UMA XÍCARA DE CAFÉ
Diogo Emmanoel Costa
Jon estava mais uma vez onde um dia fora seu restaurante favorito. Sentado à mesma mesa de sempre, ao lado da janela onde conseguia ver o trânsito de pedestres na calçada, via o cruzamento da próxima rua onde os automóveis escapavam da vista. O céu de fim de tarde mantinha um tom em bronze nas nuvens, a rua parecia mais cinza que antes da guerra. O velho rádio do estabelecimento tocava Sinatra.
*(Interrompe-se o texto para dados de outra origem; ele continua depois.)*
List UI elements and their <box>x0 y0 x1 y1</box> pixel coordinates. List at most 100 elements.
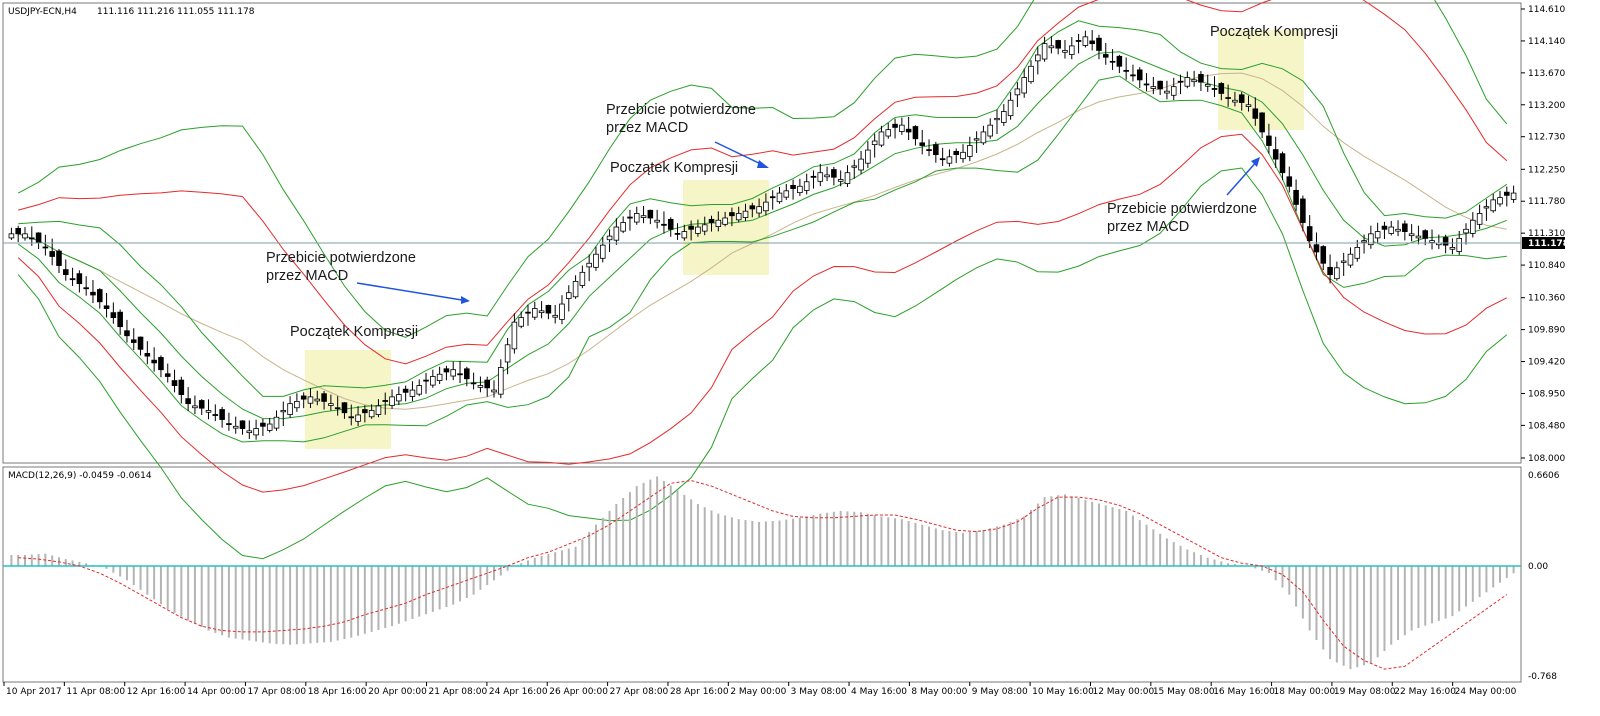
candle-body <box>633 213 640 223</box>
time-tick-label: 12 Apr 16:00 <box>127 687 186 697</box>
candle-body <box>246 430 253 434</box>
candle-body <box>355 414 361 422</box>
candle-body <box>912 126 919 140</box>
inner-middle-line <box>18 51 1507 420</box>
candle-body <box>681 231 688 239</box>
time-tick-label: 24 Apr 16:00 <box>489 687 548 697</box>
candle-body <box>1164 90 1170 94</box>
time-tick-label: 26 Apr 00:00 <box>549 687 608 697</box>
candle-body <box>1327 266 1333 275</box>
candle-body <box>56 250 62 266</box>
price-tick-label: 108.000 <box>1528 454 1565 464</box>
candle-body <box>498 367 504 395</box>
candle-body <box>865 149 871 164</box>
candle-body <box>334 407 341 410</box>
candle-body <box>559 303 565 320</box>
candle-body <box>1347 253 1354 266</box>
candle-body <box>1266 135 1272 146</box>
price-tick-label: 110.360 <box>1528 294 1565 304</box>
candle-body <box>1184 77 1191 87</box>
candle-body <box>8 233 15 239</box>
candle-body <box>769 196 776 199</box>
candle-body <box>783 190 790 198</box>
candle-body <box>905 128 912 133</box>
time-tick-label: 3 May 08:00 <box>791 687 847 697</box>
candle-body <box>749 205 756 210</box>
macd-axis: 0.6606 0.00 -0.768 <box>1528 471 1560 682</box>
candle-body <box>1238 94 1245 103</box>
candle-body <box>579 271 586 286</box>
candle-body <box>735 213 742 221</box>
candle-body <box>450 369 457 377</box>
candle-body <box>1116 55 1123 67</box>
upper-band <box>18 0 1508 365</box>
candle-body <box>1402 223 1408 232</box>
candle-body <box>722 217 728 225</box>
macd-histogram <box>10 476 1515 670</box>
candle-body <box>960 151 966 160</box>
candle-body <box>1245 104 1252 107</box>
time-tick-label: 10 May 16:00 <box>1032 687 1094 697</box>
candle-body <box>545 304 552 314</box>
candle-body <box>1130 74 1136 77</box>
candle-body <box>124 330 130 337</box>
candle-body <box>457 373 463 376</box>
time-tick-label: 18 Apr 16:00 <box>308 687 367 697</box>
chart-title: USDJPY-ECN,H4 <box>8 7 77 17</box>
candle-body <box>239 420 246 429</box>
candle-body <box>130 339 137 343</box>
candle-body <box>926 149 932 152</box>
candle-body <box>810 175 817 178</box>
candle-body <box>389 396 395 406</box>
candle-body <box>661 223 667 226</box>
time-tick-label: 11 Apr 08:00 <box>66 687 125 697</box>
candle-body <box>1395 228 1401 232</box>
candle-body <box>654 219 660 223</box>
candle-body <box>1442 237 1449 246</box>
macd-signal-line <box>18 480 1508 670</box>
candle-body <box>226 423 232 425</box>
price-tick-label: 108.950 <box>1528 389 1565 399</box>
candle-body <box>29 237 35 240</box>
candle-body <box>178 379 185 396</box>
candle-body <box>1422 230 1429 239</box>
annotation-breakout-1-line2: przez MACD <box>266 268 348 284</box>
candle-body <box>1068 45 1075 55</box>
time-tick-label: 17 Apr 08:00 <box>247 687 306 697</box>
candle-body <box>260 422 266 427</box>
annotation-arrow-1 <box>356 282 469 302</box>
candle-body <box>1368 233 1374 246</box>
candle-body <box>1232 99 1238 103</box>
candle-body <box>1109 60 1116 63</box>
annotation-breakout-3-line1: Przebicie potwierdzone <box>1107 201 1257 217</box>
candle-body <box>640 215 647 218</box>
time-tick-label: 20 Apr 00:00 <box>368 687 427 697</box>
candle-body <box>878 131 885 146</box>
candle-body <box>253 428 259 436</box>
candle-body <box>803 181 810 191</box>
macd-panel[interactable] <box>2 466 1522 683</box>
candle-body <box>1001 111 1007 123</box>
candle-body <box>1136 69 1143 81</box>
candle-body <box>266 423 273 431</box>
candle-body <box>443 368 450 373</box>
candle-body <box>1170 86 1177 96</box>
price-tick-label: 113.200 <box>1528 101 1565 111</box>
candle-body <box>1157 80 1163 90</box>
annotation-compression-2: Początek Kompresji <box>610 160 738 176</box>
candlesticks <box>8 30 1517 440</box>
candle-body <box>375 405 382 415</box>
price-tick-label: 110.840 <box>1528 261 1565 271</box>
candle-body <box>1415 235 1422 239</box>
candle-body <box>96 289 103 303</box>
candle-body <box>1075 40 1082 42</box>
candle-body <box>647 209 654 219</box>
candle-body <box>776 192 783 203</box>
candle-body <box>423 379 429 382</box>
time-axis: 10 Apr 2017 11 Apr 08:00 12 Apr 16:00 14 Ap… <box>3 682 1517 697</box>
candle-body <box>586 262 592 268</box>
candle-body <box>790 184 796 189</box>
candle-body <box>232 425 239 429</box>
candle-body <box>158 357 164 371</box>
Uma garçonete se aproximou oferecendo café.
Ele manteve um sorriso reto enquanto a mulher lhe oferecia sopa, torta, bolo, algo mais além do café. Ele pediu bolo mantendo a expressão até que ela fosse atender outras mesas. Todos do lugar o conheciam, foi então para a mulher com o café algo estranho ver uma expressão tão fraca no rosto de Jon, ele costumava ser mais alegre. É o que a guerra faz com homens alegres, ela quebra os sorrisos em seus rostos. A barba estava por fazer, no lábio tinha uma cicatriz onde passou a passar a língua como uma mania, mas o vestuário era quase o mesmo de que os funcionários do lugar lembravam. Uma camisa xadrez e um jeans velho por cima de uma bota surrada.
A moça chegou com o pedido e aproveitou para encher a xícara de café. Enquanto estava ali olhando para o bolo a sua frente, Jon lembrou de Janete. Uma moça que vivia metida em vestidos azuis e amarelos e mantinha sempre os cachos perfeitos sobre um rosto delicado e redondo, que sempre estava com Jon naquela mesma mesa, e que às vezes roubava do seu prato um pedaço de bolo e comia rápido, sorrindo de boca cheia. Para Jon, Janete era o chamado para retornar, a esperança no fim da tragédia.
O mundo lá fora havia mudado com o fim da guerra, mas talvez Jon não quisesse que o tudo tivesse mudado. A guerra o levou embora, separou-o de tudo que tinha importância em sua vida, e quando permitiu seu retorno só o derrubou mais uma vez, uma grande rasteira para saber que aquele mundinho que sonhou entre as trincheiras era só um conto de fadas de uma realidade distante. A música no rádio mudou, "I've got you under my skin" começou a tocar e voz de Sinatra no aparelho se misturou a voz de Janete trazida das lembranças de Jon..
A garçonete passou outra vez e encheu sua xícara. A espuma do café formando círculos como os cachos da cabeleira de Janete. Era preciso mais que um café para entorpecer o novo mundo de Jon assim como o de vários outros que por aí estavam, caídos sem aguentar o resultado do mundo estilhaçado, ou transformados pelos pesadelos bélicos que os acompanhavam depois do fim. Era preciso sempre mais que uma xícara de café. O país voltou vitorioso, medalhas foram entregues em fitas coloridas como os vestidos que a doce Janete costumava usar. Mas o que importa de verdade não está lá. Jon terminou o bolo, tomou seu café, deixou alguns trocados sobre a mesa e foi embora.